Wednesday, September 22, 2004

WHAT THE POP PAPERS SAY: The good god of head fuck edition
Ha ha! The NME has got a humorous cover - they've got Phil Oakey to dress up as Kelly Osbourne for the cover... oh, hang on: Marilyn Manson. Oh.

News has got coverage of Chris Martin's impending baldness and razorlight praising the genius of the Cure.

Kasbian does the made-up CD thing: Tangerine Dream and Donna Summer and People Under The Stairs.

Peter Robinson takes on Paul Draper, out of Mansun, who confirms what all right-thinking people knew: even Mansun knew the third album was shit. Of course, he'll now come in for a kicking from Mansun fans on internet message boards. "How dare he say that what does he know anyway" type posts will be going up even as we speak.

radar band are the Go Team: they say they're "six people who will change music for the better."

Imran Ahmed goes to interview the Music and makes Robert Harvey cry. Now, that's an interview for you. Its when Ahmed challenges a slightly tipsy Harvey that he doesn't really care how people perceive him that Harvey cracks, and blubs and blubs. It's not quite Richey at the Norwich Art Centre, but it's probably the closest you'll get this year.

The Ordinary Boys take people round their home town, which is Brighton, of course. They don't drink in the Park View, shamefully.

Hmm... not sure we can endorse the suggestion that Goldie Lookin' Chain's "Argos aesthetic is merely a modern day take on the Beastie Boys' habit of wearing cheap Volkswagen badges on even cheaper chains" - it's a little bit like suggesting The Wurzels crowding round a combine harvester was on a par with the KLF's police car.

We like the Duke Spirit, especially because Leila explains they chose the name because it's "ennobling."

Marilyn Manson, sweet little goth boi, still thinks he's unsettling. Who to, marilyn? He compares his "threat" to that of Osama Bin Laden, which is like Pookey The Rodeo Clown trying to claim a kinship with Bob Hope - a distraction talking up their role a little too far. The trouble is, of course, he's just too chickenshit to actually take a line on anything. Manson is asked a straight question, say: Did you agree with the Iraq War? Now, that's a yes-or-no question; or maybe an 'up-to-a-point' question. Manson's answer is twisting prevarication: "It's like 1984. Is it real or is it fake? Who knows?" (Erm... the families of the fifteen thousand dead, probably, Maz) "Do we know that it's real when we hear the horror stories of the people who went over there not expecting what they got?" He wants to be the dark boil in America's buttcrack, but he's too shitscared of what people might think to even answer a simple question. Sideshow Bob.

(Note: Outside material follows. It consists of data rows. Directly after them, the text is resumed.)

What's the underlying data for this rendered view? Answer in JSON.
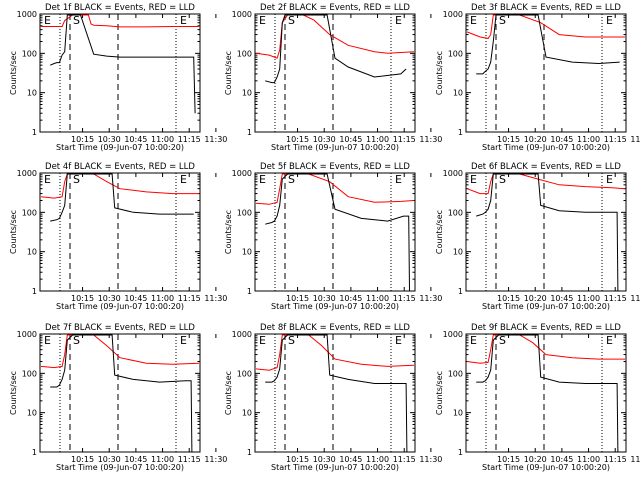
{
  "chart_data": [
    {
      "type": "line",
      "title": "Det 1f BLACK = Events, RED = LLD",
      "xlabel": "Start Time (09-Jun-07 10:00:20)",
      "ylabel": "Counts/sec",
      "xticks": [
        "10:15",
        "10:30",
        "10:45",
        "11:00",
        "11:15",
        "11:30"
      ],
      "yticks": [
        "1",
        "10",
        "100",
        "1000"
      ],
      "ylim": [
        1,
        1000
      ],
      "log_y": true,
      "markers": [
        "E",
        "S",
        "E"
      ],
      "series": [
        {
          "name": "LLD",
          "color": "#ff0000",
          "x": [
            0,
            8,
            9,
            12,
            13,
            15,
            18,
            19,
            20,
            25,
            30,
            40,
            50,
            60
          ],
          "y": [
            480,
            480,
            680,
            1200,
            1000,
            1000,
            1000,
            560,
            520,
            500,
            470,
            470,
            480,
            480
          ]
        },
        {
          "name": "Events",
          "color": "#000000",
          "x": [
            3.5,
            5,
            6,
            7,
            8,
            9,
            10,
            13,
            15,
            20,
            25,
            30,
            40,
            50,
            56,
            58,
            58.5
          ],
          "y": [
            50,
            55,
            58,
            58,
            90,
            110,
            1000,
            1000,
            1000,
            95,
            85,
            80,
            80,
            80,
            80,
            80,
            3
          ]
        }
      ]
    },
    {
      "type": "line",
      "title": "Det 2f BLACK = Events, RED = LLD",
      "xlabel": "Start Time (09-Jun-07 10:00:20)",
      "ylabel": "Counts/sec",
      "xticks": [
        "10:15",
        "10:30",
        "10:45",
        "11:00",
        "11:15",
        "11:30"
      ],
      "yticks": [
        "1",
        "10",
        "100",
        "1000"
      ],
      "ylim": [
        1,
        1000
      ],
      "log_y": true,
      "markers": [
        "E",
        "S",
        "E"
      ],
      "series": [
        {
          "name": "LLD",
          "color": "#ff0000",
          "x": [
            0,
            5,
            7,
            8,
            9,
            10,
            12,
            18,
            22,
            28,
            35,
            45,
            50,
            60
          ],
          "y": [
            100,
            90,
            80,
            75,
            120,
            600,
            1000,
            1000,
            700,
            300,
            160,
            110,
            100,
            110
          ]
        },
        {
          "name": "Events",
          "color": "#000000",
          "x": [
            3.5,
            6,
            7,
            8,
            9,
            10,
            11,
            13,
            27,
            30,
            35,
            45,
            55,
            57
          ],
          "y": [
            20,
            18,
            18,
            25,
            40,
            600,
            1000,
            1000,
            1000,
            75,
            45,
            25,
            30,
            40
          ]
        }
      ]
    },
    {
      "type": "line",
      "title": "Det 3f BLACK = Events, RED = LLD",
      "xlabel": "Start Time (09-Jun-07 10:00:20)",
      "ylabel": "Counts/sec",
      "xticks": [
        "10:15",
        "10:20",
        "10:45",
        "11:00",
        "11:15",
        "11:30"
      ],
      "yticks": [
        "1",
        "10",
        "100",
        "1000"
      ],
      "ylim": [
        1,
        1000
      ],
      "log_y": true,
      "markers": [
        "E",
        "S",
        "E"
      ],
      "series": [
        {
          "name": "LLD",
          "color": "#ff0000",
          "x": [
            0,
            5,
            8,
            9,
            10,
            12,
            20,
            28,
            35,
            45,
            60
          ],
          "y": [
            350,
            260,
            240,
            300,
            1000,
            1000,
            1000,
            600,
            300,
            260,
            260
          ]
        },
        {
          "name": "Events",
          "color": "#000000",
          "x": [
            3.5,
            6,
            7,
            8,
            9,
            10,
            11,
            13,
            27,
            30,
            40,
            50,
            58
          ],
          "y": [
            30,
            30,
            35,
            40,
            60,
            200,
            1000,
            1000,
            1000,
            80,
            60,
            55,
            60
          ]
        }
      ]
    },
    {
      "type": "line",
      "title": "Det 4f BLACK = Events, RED = LLD",
      "xlabel": "Start Time (09-Jun-07 10:00:20)",
      "ylabel": "Counts/sec",
      "xticks": [
        "10:15",
        "10:30",
        "10:45",
        "11:00",
        "11:15",
        "11:30"
      ],
      "yticks": [
        "1",
        "10",
        "100",
        "1000"
      ],
      "ylim": [
        1,
        1000
      ],
      "log_y": true,
      "markers": [
        "E",
        "S",
        "E"
      ],
      "series": [
        {
          "name": "LLD",
          "color": "#ff0000",
          "x": [
            0,
            5,
            8,
            9,
            10,
            13,
            20,
            25,
            30,
            40,
            50,
            60
          ],
          "y": [
            250,
            230,
            250,
            600,
            1000,
            1000,
            1000,
            600,
            400,
            330,
            300,
            300
          ]
        },
        {
          "name": "Events",
          "color": "#000000",
          "x": [
            3.5,
            6,
            7,
            8,
            9,
            10,
            13,
            27,
            28,
            35,
            45,
            55,
            58
          ],
          "y": [
            60,
            65,
            70,
            100,
            150,
            1000,
            1000,
            1000,
            130,
            100,
            90,
            90,
            90
          ]
        }
      ]
    },
    {
      "type": "line",
      "title": "Det 5f BLACK = Events, RED = LLD",
      "xlabel": "Start Time (09-Jun-07 10:00:20)",
      "ylabel": "Counts/sec",
      "xticks": [
        "10:15",
        "10:30",
        "10:45",
        "11:00",
        "11:15",
        "11:30"
      ],
      "yticks": [
        "1",
        "10",
        "100",
        "1000"
      ],
      "ylim": [
        1,
        1000
      ],
      "log_y": true,
      "markers": [
        "E",
        "S",
        "E"
      ],
      "series": [
        {
          "name": "LLD",
          "color": "#ff0000",
          "x": [
            0,
            5,
            8,
            9,
            10,
            12,
            20,
            28,
            35,
            45,
            55,
            60
          ],
          "y": [
            170,
            160,
            180,
            400,
            1000,
            1000,
            1000,
            600,
            250,
            180,
            190,
            200
          ]
        },
        {
          "name": "Events",
          "color": "#000000",
          "x": [
            3.5,
            6,
            7,
            8,
            9,
            10,
            12,
            27,
            30,
            40,
            50,
            56,
            58,
            58.3
          ],
          "y": [
            50,
            55,
            60,
            80,
            150,
            700,
            1000,
            1000,
            120,
            70,
            60,
            80,
            80,
            1
          ]
        }
      ]
    },
    {
      "type": "line",
      "title": "Det 6f BLACK = Events, RED = LLD",
      "xlabel": "Start Time (09-Jun-07 10:00:20)",
      "ylabel": "Counts/sec",
      "xticks": [
        "10:15",
        "10:20",
        "10:45",
        "11:00",
        "11:15",
        "11:30"
      ],
      "yticks": [
        "1",
        "10",
        "100",
        "1000"
      ],
      "ylim": [
        1,
        1000
      ],
      "log_y": true,
      "markers": [
        "E",
        "S",
        "E"
      ],
      "series": [
        {
          "name": "LLD",
          "color": "#ff0000",
          "x": [
            0,
            5,
            8,
            9,
            10,
            12,
            20,
            27,
            35,
            45,
            55,
            60
          ],
          "y": [
            400,
            300,
            300,
            600,
            1000,
            1000,
            1000,
            700,
            500,
            450,
            420,
            400
          ]
        },
        {
          "name": "Events",
          "color": "#000000",
          "x": [
            3.5,
            6,
            7,
            8,
            9,
            10,
            12,
            27,
            28,
            35,
            45,
            55,
            57,
            57.3
          ],
          "y": [
            80,
            90,
            100,
            120,
            200,
            1000,
            1000,
            1000,
            150,
            110,
            100,
            100,
            100,
            1
          ]
        }
      ]
    },
    {
      "type": "line",
      "title": "Det 7f BLACK = Events, RED = LLD",
      "xlabel": "Start Time (09-Jun-07 10:00:20)",
      "ylabel": "Counts/sec",
      "xticks": [
        "10:15",
        "10:30",
        "10:45",
        "11:00",
        "11:15",
        "11:30"
      ],
      "yticks": [
        "1",
        "10",
        "100",
        "1000"
      ],
      "ylim": [
        1,
        1000
      ],
      "log_y": true,
      "markers": [
        "E",
        "S",
        "E"
      ],
      "series": [
        {
          "name": "LLD",
          "color": "#ff0000",
          "x": [
            0,
            5,
            8,
            9,
            10,
            12,
            20,
            25,
            30,
            40,
            50,
            60
          ],
          "y": [
            150,
            140,
            150,
            300,
            1000,
            1000,
            1000,
            500,
            250,
            180,
            170,
            180
          ]
        },
        {
          "name": "Events",
          "color": "#000000",
          "x": [
            3.5,
            6,
            7,
            8,
            9,
            10,
            12,
            27,
            28,
            35,
            45,
            55,
            57,
            57.3
          ],
          "y": [
            45,
            45,
            50,
            70,
            120,
            700,
            1000,
            1000,
            90,
            70,
            60,
            65,
            65,
            1
          ]
        }
      ]
    },
    {
      "type": "line",
      "title": "Det 8f BLACK = Events, RED = LLD",
      "xlabel": "Start Time (09-Jun-07 10:00:20)",
      "ylabel": "Counts/sec",
      "xticks": [
        "10:15",
        "10:30",
        "10:45",
        "11:00",
        "11:15",
        "11:30"
      ],
      "yticks": [
        "1",
        "10",
        "100",
        "1000"
      ],
      "ylim": [
        1,
        1000
      ],
      "log_y": true,
      "markers": [
        "E",
        "S",
        "E"
      ],
      "series": [
        {
          "name": "LLD",
          "color": "#ff0000",
          "x": [
            0,
            5,
            8,
            9,
            10,
            12,
            20,
            25,
            30,
            40,
            50,
            60
          ],
          "y": [
            130,
            120,
            140,
            300,
            1000,
            1000,
            1000,
            500,
            230,
            170,
            150,
            160
          ]
        },
        {
          "name": "Events",
          "color": "#000000",
          "x": [
            3.5,
            6,
            7,
            8,
            9,
            10,
            12,
            27,
            28,
            35,
            45,
            55,
            57,
            57.3
          ],
          "y": [
            60,
            60,
            65,
            80,
            130,
            700,
            1000,
            1000,
            90,
            70,
            55,
            55,
            55,
            1
          ]
        }
      ]
    },
    {
      "type": "line",
      "title": "Det 9f BLACK = Events, RED = LLD",
      "xlabel": "Start Time (09-Jun-07 10:00:20)",
      "ylabel": "Counts/sec",
      "xticks": [
        "10:15",
        "10:20",
        "10:45",
        "11:00",
        "11:15",
        "11:30"
      ],
      "yticks": [
        "1",
        "10",
        "100",
        "1000"
      ],
      "ylim": [
        1,
        1000
      ],
      "log_y": true,
      "markers": [
        "E",
        "S",
        "E"
      ],
      "series": [
        {
          "name": "LLD",
          "color": "#ff0000",
          "x": [
            0,
            5,
            8,
            9,
            10,
            12,
            20,
            25,
            30,
            40,
            50,
            60
          ],
          "y": [
            200,
            180,
            190,
            400,
            1000,
            1000,
            1000,
            600,
            300,
            250,
            230,
            230
          ]
        },
        {
          "name": "Events",
          "color": "#000000",
          "x": [
            3.5,
            6,
            7,
            8,
            9,
            10,
            12,
            27,
            28,
            35,
            45,
            55,
            57,
            57.3
          ],
          "y": [
            60,
            60,
            65,
            80,
            120,
            700,
            1000,
            1000,
            80,
            60,
            55,
            55,
            55,
            1
          ]
        }
      ]
    }
  ]
}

The posters - which come in the middle of this - are like The Clash. Who actually had something more to offer than some gimmicks bought cheap when Hallmark was flogging off last year's halloween overstock.

kasbian - birmingham irish centre - "much less genial than the Happy Mondays" (crikey)

interpol - antics - "they allow us to look forward and backward in time", 8
brian wilson - smile - "one of the greatest albums of the 21st century", 9
six by seven - 04 - "retains the sonic power most bands couldn't muster", 7

sniff... this could be the last time; in the next few weeks, singles are being dropped by the nme in favour of reviewing tracks instead. It's all about the ipod, you see...

the dead 60s - riot radio - "ska not stuck in the decade of legwarmers and Thatcher"
the duke spirit - cuts across the land - "not unlike PJ Harvey after a decent meal"

and, finally, Tim from keane chooses a Why I Love. Nick Drake. I'm shocked by such an astonishing choice.